1 Setup and installation

wpp2024 is distributed through GitHub, not CRAN, because the package data exceed CRAN size limits. Install it once with remotes (or pak).

install.packages(c("remotes", "data.table", "dplyr", "tidyr", "ggplot2", "scales"))
remotes::install_github("PPgp/wpp2024")        # required
remotes::install_github("PPgp/wpp2024extra")   # optional companion indicators
library(wpp2024)     # UN World Population Prospects 2024 data, loaded as R objects
library(data.table)  # fast tables; we coerce UNlocations to this below
library(dplyr)       # data verbs: filter(), mutate(), select(), the join functions
library(tidyr)       # reshaping: pivot_longer() turns wide columns into long format
library(ggplot2)     # plotting
library(scales)      # axis-label helpers, e.g. label_comma() for thousands separators

2 Exercise B1 — Load, look up M49 codes, and compare three countries

Goal.

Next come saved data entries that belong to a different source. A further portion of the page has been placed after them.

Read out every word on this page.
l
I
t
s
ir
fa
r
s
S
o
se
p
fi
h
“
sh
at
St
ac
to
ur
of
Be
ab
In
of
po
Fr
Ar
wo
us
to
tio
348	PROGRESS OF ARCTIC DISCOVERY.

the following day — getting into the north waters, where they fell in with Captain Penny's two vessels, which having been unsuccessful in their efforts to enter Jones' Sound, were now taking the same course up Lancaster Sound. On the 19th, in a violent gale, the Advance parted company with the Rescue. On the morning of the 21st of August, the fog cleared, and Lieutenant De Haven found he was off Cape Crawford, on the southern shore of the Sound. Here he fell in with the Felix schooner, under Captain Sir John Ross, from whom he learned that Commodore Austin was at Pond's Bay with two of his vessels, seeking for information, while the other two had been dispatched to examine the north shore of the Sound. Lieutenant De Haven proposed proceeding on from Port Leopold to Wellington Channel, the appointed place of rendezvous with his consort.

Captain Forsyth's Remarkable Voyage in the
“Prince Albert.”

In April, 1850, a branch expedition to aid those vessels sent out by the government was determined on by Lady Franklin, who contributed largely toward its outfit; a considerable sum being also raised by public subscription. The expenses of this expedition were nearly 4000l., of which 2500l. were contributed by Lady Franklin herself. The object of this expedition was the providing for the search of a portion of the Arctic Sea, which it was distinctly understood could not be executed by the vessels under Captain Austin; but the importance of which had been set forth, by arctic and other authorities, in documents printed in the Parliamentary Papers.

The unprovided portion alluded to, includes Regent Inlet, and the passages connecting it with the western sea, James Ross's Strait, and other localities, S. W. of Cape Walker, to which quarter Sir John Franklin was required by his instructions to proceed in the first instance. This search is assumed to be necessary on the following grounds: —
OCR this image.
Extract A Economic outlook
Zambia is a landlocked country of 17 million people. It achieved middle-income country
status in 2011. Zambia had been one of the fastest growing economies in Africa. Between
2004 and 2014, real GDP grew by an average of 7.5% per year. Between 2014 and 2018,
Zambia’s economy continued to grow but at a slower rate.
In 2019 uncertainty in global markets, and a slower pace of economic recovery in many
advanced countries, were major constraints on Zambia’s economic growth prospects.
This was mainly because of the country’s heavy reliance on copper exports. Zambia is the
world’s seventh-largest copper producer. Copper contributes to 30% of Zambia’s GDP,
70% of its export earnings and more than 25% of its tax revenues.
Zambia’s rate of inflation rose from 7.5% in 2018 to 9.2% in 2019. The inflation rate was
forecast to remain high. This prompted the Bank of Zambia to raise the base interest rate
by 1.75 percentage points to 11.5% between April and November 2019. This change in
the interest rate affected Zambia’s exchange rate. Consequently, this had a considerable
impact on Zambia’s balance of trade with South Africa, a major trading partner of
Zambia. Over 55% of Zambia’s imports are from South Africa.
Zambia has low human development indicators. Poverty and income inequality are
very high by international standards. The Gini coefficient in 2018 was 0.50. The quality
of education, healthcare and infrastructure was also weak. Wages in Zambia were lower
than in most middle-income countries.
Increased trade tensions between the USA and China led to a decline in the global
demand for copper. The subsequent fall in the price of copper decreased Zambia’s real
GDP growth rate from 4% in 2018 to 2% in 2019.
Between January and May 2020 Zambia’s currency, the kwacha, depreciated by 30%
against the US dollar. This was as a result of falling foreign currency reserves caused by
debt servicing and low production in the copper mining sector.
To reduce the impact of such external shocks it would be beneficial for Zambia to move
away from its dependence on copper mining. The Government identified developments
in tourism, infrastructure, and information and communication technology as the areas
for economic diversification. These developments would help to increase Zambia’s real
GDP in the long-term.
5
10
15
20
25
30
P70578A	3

Load the annual wpp2024 indicator tables, use UNlocations to resolve country names to M49 codes (the same M49 standard introduced in Lesson 1.1), and plot total fertility, life expectancy at birth, and total population for three countries at different stages of the demographic transition.

2.1 Load the data

wpp2024 exposes its annual estimates as long-format data.tables whose names end in 1dt (the 1 means single-year). Column maps, as verified against the package:

Object Columns (after lazy-load) Years
tfr1dt country_code, name, year, tfr 1950–2023
e01dt country_code, name, year, e0M, e0F, e0B 1950–2023
pop1dt country_code, name, year, popM, popF, pop 1950–2023
UNlocations name, country_code, reg_code, area_name, ...

The combined-sex life expectancy is e0B (not e0), and the annual estimate series ends in 2023; 2024 is the first projection year (tables tfrproj1dt, e0proj1dt, popproj1dt).

data(tfr1dt)        # load the Total Fertility Rate table (lazy-loaded from the package)
data(e01dt)         # load life expectancy at birth: e0M (male), e0F (female), e0B (both sexes)
data(pop1dt)        # load total population: popM, popF, and pop (both sexes), in thousands
data(UNlocations)   # load the table that maps country names to M49 codes

2.2 Look up M49 codes

UNlocations ships as a data.frame; we coerce it to a data.table to use the filter-and-select idiom, then look up the three comparison countries.

# YOUR TURN (optional): change these three countries to ones you work with or want to compare.
comparison <- c("Niger", "India", "Japan")   # a vector of three country names (early-, mid-, post-transition)

loc   <- as.data.table(UNlocations)          # copy UNlocations as a data.table so we can use its [filter, select] syntax
codes <- loc[name %in% comparison,           # keep only rows whose name is one of our three countries ...
             .(name, country_code)]          # ... and return just two columns: the name and its M49 code
codes                                        # print it, so you can see the codes (Niger 562, India 356, Japan 392)
keep <- codes$country_code   # pull the M49 codes out as a plain vector: c(562, 356, 392)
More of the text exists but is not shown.